The power of the British-American combination was understandable, their policies equally so. During the war they have established a virtual monopoly of supplies and shipping. They are richest in foreign exchange and have frozen the funds of many other countries. Together they have power that will be nearly irresistible in the peace negotiations. They propose to keep that power intact until the showdown, the period in which the. major post-war political and economic decisions are made.

As it developed in practice, therefore, the pooling and allocating of world resources meant denying the people of the small nations that little relief they asked for. Small wonder that, in these circumstances, most European countries were reluctant to apply to UNRRA for help. It did not take them long to find out that if anything was to be gained it was best achieved by bringing to bear upon the combined boards what little political pressure they could exercise.

France and Belgium remembered that their colonies could be brought into the unpleasant game of power politics as a valuable asset. The Norwegians found it necessary to remind their British allies that Norwegian seamen, at the risk of their lives, brought food, fuel and other comfort to Britain while their own countrymen at home were deprived of the barest necessities of life.
 

Military Enter the Picture

2. When the military authorities were charged by former President Roosevelt with the main responsibility for relief, they merely took away from UNRRA the main part of its job.

3. The UNRRA has been steadily increasing its generously paid staff. By now its personnel in Washington, London, Cairo and other capitals of the world includes several thousands of employees, most of whom are busily engaged in kicking their heels.

At the same time, millions of Europeans are going without the necessities of life. They are starving and dying. An American member of the council of the UNRRA stated that “every tenth man or woman you pass on the streets of Rome would soon be a corpse, and the same is true for Greece, parts of France, Belgium and Holland.
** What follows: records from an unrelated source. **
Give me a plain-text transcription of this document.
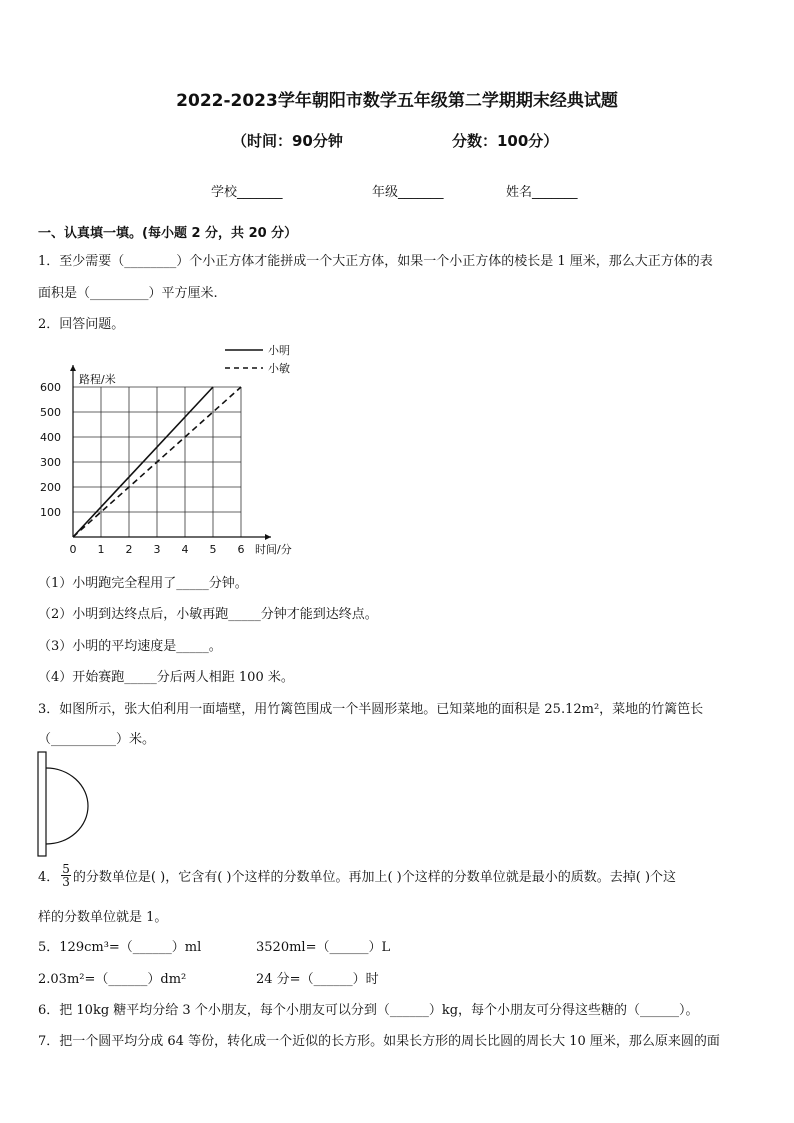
2022-2023学年朝阳市数学五年级第二学期期末经典试题
（时间：90分钟	分数：100分）
学校_______	年级_______	姓名_______
一、认真填一填。(每小题 2 分，共 20 分）
1．至少需要（________）个小正方体才能拼成一个大正方体，如果一个小正方体的棱长是 1 厘米，那么大正方体的表
面积是（_________）平方厘米.
2．回答问题。
0 1 2 3 4 5 6
100
200
300
400
500
600
小明
小敏
路程/米
时间/分
（1）小明跑完全程用了_____分钟。
（2）小明到达终点后，小敏再跑_____分钟才能到达终点。
（3）小明的平均速度是_____。
（4）开始赛跑_____分后两人相距 100 米。
3．如图所示，张大伯利用一面墙壁，用竹篱笆围成一个半圆形菜地。已知菜地的面积是 25.12m²，菜地的竹篱笆长
（__________）米。
4． $\frac{5}{3}$ 的分数单位是( )，它含有( )个这样的分数单位。再加上( )个这样的分数单位就是最小的质数。去掉( )个这
样的分数单位就是 1。
5．129cm³=（______）ml	3520ml=（______）L
2.03m²=（______）dm²	24 分=（______）时
6．把 10kg 糖平均分给 3 个小朋友，每个小朋友可以分到（______）kg，每个小朋友可分得这些糖的（______）。
7．把一个圆平均分成 64 等份，转化成一个近似的长方形。如果长方形的周长比圆的周长大 10 厘米，那么原来圆的面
Thousands of people in the liberated areas have become convinced that once again, as after World War I, food is being used as a means to political ends. During his visit to Italy last year, Prime Minister Churchill, was pressed for an increase in the Italian bread ration. That was at the time when the Italian votes in America had to be taken into consideration. Soon after the American election, the rations were again reduced.
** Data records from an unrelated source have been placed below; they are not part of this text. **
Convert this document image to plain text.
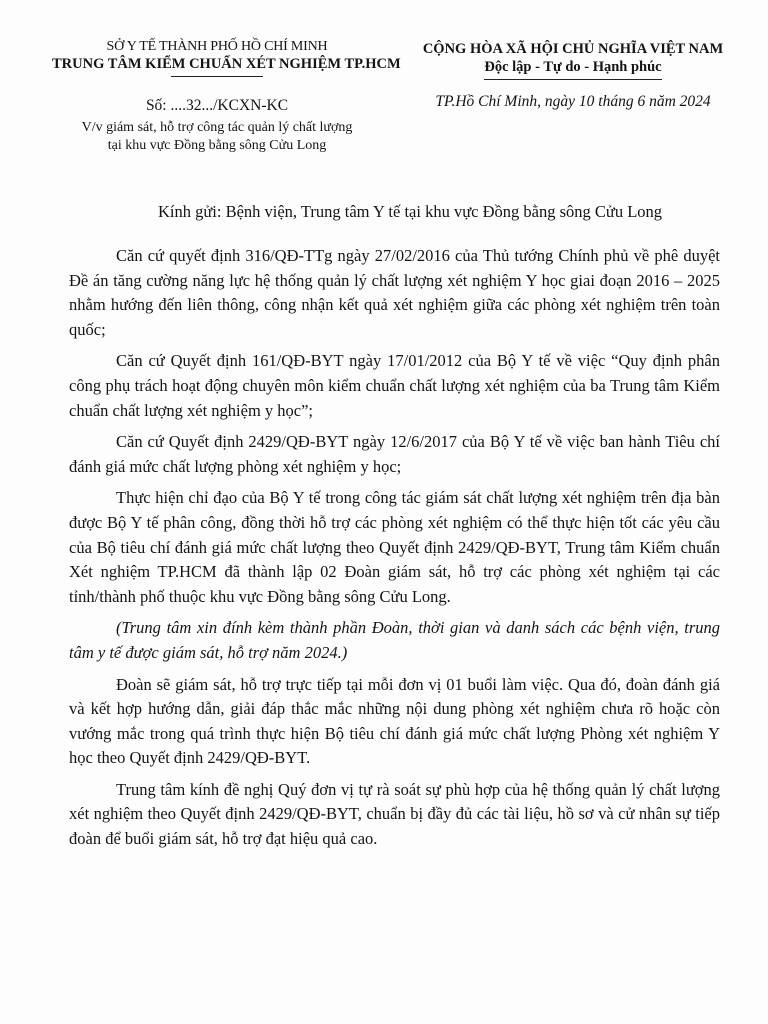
SỞ Y TẾ THÀNH PHỐ HỒ CHÍ MINH
TRUNG TÂM KIỂM CHUẨN XÉT NGHIỆM TP.HCM
CỘNG HÒA XÃ HỘI CHỦ NGHĨA VIỆT NAM
Độc lập - Tự do - Hạnh phúc
Số: ....32.../KCXN-KC
V/v giám sát, hỗ trợ công tác quản lý chất lượng
tại khu vực Đồng bằng sông Cửu Long
TP.Hồ Chí Minh, ngày 10 tháng 6 năm 2024
Kính gửi: Bệnh viện, Trung tâm Y tế tại khu vực Đồng bằng sông Cửu Long

Căn cứ quyết định 316/QĐ-TTg ngày 27/02/2016 của Thủ tướng Chính phủ về phê duyệt Đề án tăng cường năng lực hệ thống quản lý chất lượng xét nghiệm Y học giai đoạn 2016 – 2025 nhằm hướng đến liên thông, công nhận kết quả xét nghiệm giữa các phòng xét nghiệm trên toàn quốc;

Căn cứ Quyết định 161/QĐ-BYT ngày 17/01/2012 của Bộ Y tế về việc “Quy định phân công phụ trách hoạt động chuyên môn kiểm chuẩn chất lượng xét nghiệm của ba Trung tâm Kiểm chuẩn chất lượng xét nghiệm y học”;

Căn cứ Quyết định 2429/QĐ-BYT ngày 12/6/2017 của Bộ Y tế về việc ban hành Tiêu chí đánh giá mức chất lượng phòng xét nghiệm y học;

Thực hiện chỉ đạo của Bộ Y tế trong công tác giám sát chất lượng xét nghiệm trên địa bàn được Bộ Y tế phân công, đồng thời hỗ trợ các phòng xét nghiệm có thể thực hiện tốt các yêu cầu của Bộ tiêu chí đánh giá mức chất lượng theo Quyết định 2429/QĐ-BYT, Trung tâm Kiểm chuẩn Xét nghiệm TP.HCM đã thành lập 02 Đoàn giám sát, hỗ trợ các phòng xét nghiệm tại các tỉnh/thành phố thuộc khu vực Đồng bằng sông Cửu Long.

(Trung tâm xin đính kèm thành phần Đoàn, thời gian và danh sách các bệnh viện, trung tâm y tế được giám sát, hỗ trợ năm 2024.)

Đoàn sẽ giám sát, hỗ trợ trực tiếp tại mỗi đơn vị 01 buổi làm việc. Qua đó, đoàn đánh giá và kết hợp hướng dẫn, giải đáp thắc mắc những nội dung phòng xét nghiệm chưa rõ hoặc còn vướng mắc trong quá trình thực hiện Bộ tiêu chí đánh giá mức chất lượng Phòng xét nghiệm Y học theo Quyết định 2429/QĐ-BYT.

Trung tâm kính đề nghị Quý đơn vị tự rà soát sự phù hợp của hệ thống quản lý chất lượng xét nghiệm theo Quyết định 2429/QĐ-BYT, chuẩn bị đầy đủ các tài liệu, hồ sơ và cử nhân sự tiếp đoàn để buổi giám sát, hỗ trợ đạt hiệu quả cao.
4. UNRRA will receive contributions of foreign exchange from member countries, but it can spend these funds only with the prior approval of the donor country.

5. UNRRA may aid in relocating displaced persons, but must first negotiate for the consent of the country where they are and the country to which they want to go.
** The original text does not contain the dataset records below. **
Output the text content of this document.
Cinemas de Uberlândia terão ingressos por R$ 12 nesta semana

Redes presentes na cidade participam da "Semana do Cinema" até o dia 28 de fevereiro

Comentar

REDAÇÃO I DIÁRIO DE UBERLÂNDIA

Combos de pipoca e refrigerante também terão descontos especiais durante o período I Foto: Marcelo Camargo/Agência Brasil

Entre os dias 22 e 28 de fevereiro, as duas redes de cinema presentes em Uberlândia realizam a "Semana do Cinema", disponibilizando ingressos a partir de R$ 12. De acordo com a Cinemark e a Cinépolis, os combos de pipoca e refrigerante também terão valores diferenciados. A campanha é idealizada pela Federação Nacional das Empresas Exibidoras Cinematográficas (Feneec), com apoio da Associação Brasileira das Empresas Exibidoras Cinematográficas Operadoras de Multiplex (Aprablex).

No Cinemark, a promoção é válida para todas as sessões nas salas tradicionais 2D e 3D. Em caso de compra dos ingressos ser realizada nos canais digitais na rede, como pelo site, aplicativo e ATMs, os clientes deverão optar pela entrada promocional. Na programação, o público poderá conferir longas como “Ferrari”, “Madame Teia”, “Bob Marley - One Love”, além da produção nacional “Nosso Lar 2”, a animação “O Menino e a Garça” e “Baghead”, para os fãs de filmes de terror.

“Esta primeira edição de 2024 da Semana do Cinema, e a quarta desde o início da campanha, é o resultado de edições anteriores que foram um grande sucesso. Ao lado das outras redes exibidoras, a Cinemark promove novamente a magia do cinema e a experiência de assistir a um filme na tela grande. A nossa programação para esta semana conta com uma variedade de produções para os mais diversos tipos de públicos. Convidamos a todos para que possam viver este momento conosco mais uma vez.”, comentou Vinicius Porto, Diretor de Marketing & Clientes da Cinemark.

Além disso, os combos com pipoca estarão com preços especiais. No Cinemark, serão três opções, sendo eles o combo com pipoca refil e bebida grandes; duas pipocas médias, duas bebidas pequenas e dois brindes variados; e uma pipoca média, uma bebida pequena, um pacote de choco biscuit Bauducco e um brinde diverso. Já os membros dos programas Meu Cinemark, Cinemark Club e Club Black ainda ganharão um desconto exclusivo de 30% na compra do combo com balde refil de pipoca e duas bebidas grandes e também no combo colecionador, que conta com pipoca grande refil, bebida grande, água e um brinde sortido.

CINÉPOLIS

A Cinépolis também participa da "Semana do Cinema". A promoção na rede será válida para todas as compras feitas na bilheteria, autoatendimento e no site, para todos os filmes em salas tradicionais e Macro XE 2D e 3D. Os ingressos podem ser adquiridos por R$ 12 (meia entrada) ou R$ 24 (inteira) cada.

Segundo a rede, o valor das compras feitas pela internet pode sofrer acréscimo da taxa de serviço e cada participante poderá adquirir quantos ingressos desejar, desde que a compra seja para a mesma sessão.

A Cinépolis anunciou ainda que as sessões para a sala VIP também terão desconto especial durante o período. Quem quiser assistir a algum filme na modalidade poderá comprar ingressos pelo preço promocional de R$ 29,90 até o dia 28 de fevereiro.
6. There has remained a consistent blind spot on the question of relief for India, because of British pressure, from the time of the terrible famine in India when reports were coming in daily of the death of many thousands of people from starvation and plague. Newspapermen were reporting instances of black market hoarding by Indian princes in collaboration with the British administration.
 

Food as Political Weapon

7. The distribution of food in Greece was stopped because of the EAM’s armed resistance to former Premier George Papandreou’s regime and in order to bring pressure on the revolutionaries.

8. The trend of American foreign policy represents a similar attempt to win control of parts of Europe by hypocritical expression of sympathy for national independence and by relief handouts. In Italy, where the U.S. has been most brutal in its attempts to stifle any expression of the masses for national independence, and in Belgium, where American troops were used against striking workers, American foreign intervention is as direct as is the British.

9. The role of Russia, in refusing to let UNRRA enter Yugoslavia or Poland, except on its own terms, should be understood. If food is to be a club over the starving people of Poland, Stalin wants the club to be in his hands, which explains why UNRRA was forbidden to enter Poland until the Allied powers came to terms with Stalin on Poland, giving in to his plans to reduce it to a Russian colony.